Kann ich swisstopo auch ohne Internetverbindung verwenden?
Ja, swisstopo ermöglicht es, bestimmte Kartenbereiche für die Offline-Nutzung herunterzuladen. Das ist besonders hilfreich beim Wandern, Velofahren oder Reisen in Regionen mit schwachem Mobilfunkempfang. Vor dem Start sollten Sie die benötigten Gebiete bei bestehender Internetverbindung speichern. Je nach Kartenausschnitt und Detailstufe kann der Download relativ viel Speicherplatz auf dem Smartphone beanspruchen.
Ist swisstopo kostenlos und entstehen zusätzliche Kosten?
Die swisstopo-App kann grundsätzlich kostenlos heruntergeladen und genutzt werden. Die offiziellen Karten- und Geodaten stehen ohne klassisches Abonnement zur Verfügung, was sie von vielen vergleichbaren Navigations-Apps unterscheidet. Allerdings können beim Herunterladen von Karten oder bei der Nutzung bestimmter Online-Funktionen mobile Datenkosten entstehen. Diese Kosten hängen ausschließlich von Ihrem Mobilfunkvertrag ab.
Eignet sich swisstopo zur Navigation beim Wandern und für Outdoor-Aktivitäten?
Ja, swisstopo ist besonders für Outdoor-Aktivitäten in der Schweiz geeignet. Die detaillierten topografischen Karten zeigen Höhenlinien, Wege, Geländeformen, Gewässer und weitere wichtige Orientierungspunkte. Je nach verwendeter Funktion können Sie Routen planen, Ihren Standort anzeigen und Touren unterwegs nachvollziehen. Trotzdem sollte die App nicht die einzige Orientierungshilfe sein, da Akku, GPS-Empfang oder technische Probleme die Nutzung beeinträchtigen können.

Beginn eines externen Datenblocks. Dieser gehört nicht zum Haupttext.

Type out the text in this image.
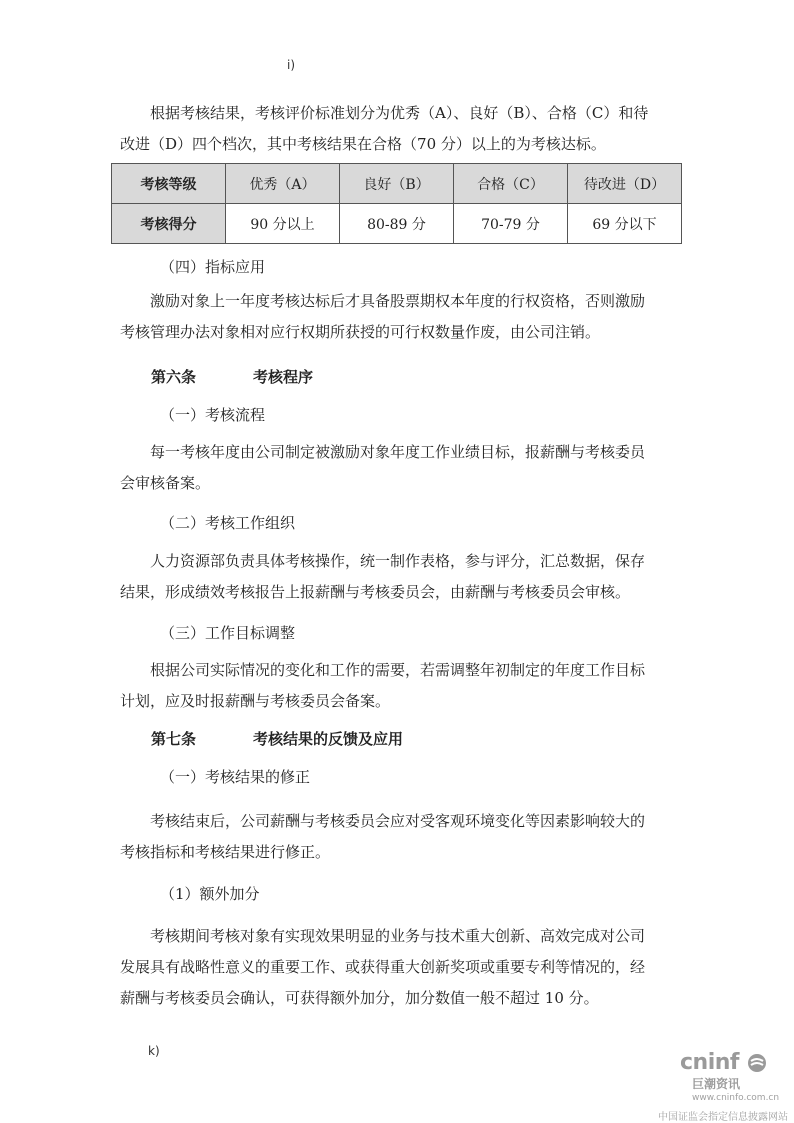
i)

根据考核结果，考核评价标准划分为优秀（A）、良好（B）、合格（C）和待
改进（D）四个档次，其中考核结果在合格（70 分）以上的为考核达标。

考核等级	优秀（A）	良好（B）	合格（C）	待改进（D）
考核得分	90 分以上	80-89 分	70-79 分	69 分以下
（四）指标应用

激励对象上一年度考核达标后才具备股票期权本年度的行权资格，否则激励
考核管理办法对象相对应行权期所获授的可行权数量作废，由公司注销。

第六条	考核程序
（一）考核流程

每一考核年度由公司制定被激励对象年度工作业绩目标，报薪酬与考核委员
会审核备案。

（二）考核工作组织

人力资源部负责具体考核操作，统一制作表格，参与评分，汇总数据，保存
结果，形成绩效考核报告上报薪酬与考核委员会，由薪酬与考核委员会审核。

（三）工作目标调整

根据公司实际情况的变化和工作的需要，若需调整年初制定的年度工作目标
计划，应及时报薪酬与考核委员会备案。

第七条	考核结果的反馈及应用
（一）考核结果的修正

考核结束后，公司薪酬与考核委员会应对受客观环境变化等因素影响较大的
考核指标和考核结果进行修正。

（1）额外加分

考核期间考核对象有实现效果明显的业务与技术重大创新、高效完成对公司
发展具有战略性意义的重要工作、或获得重大创新奖项或重要专利等情况的，经
薪酬与考核委员会确认，可获得额外加分，加分数值一般不超过 10 分。

k)	cninf
巨潮资讯
www.cninfo.com.cn
中国证监会指定信息披露网站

Welche Berechtigungen benötigt swisstopo auf Android und iOS?
Für die wichtigsten Funktionen benötigt swisstopo normalerweise Zugriff auf den Standort, damit die eigene Position auf der Karte angezeigt und die Orientierung während einer Tour unterstützt werden kann. Je nach Nutzung können außerdem Berechtigungen für mobile Daten, Benachrichtigungen oder den Gerätespeicher erforderlich sein. Sie können diese Zugriffe in den Einstellungen Ihres Android- oder iOS-Geräts jederzeit überprüfen und anpassen.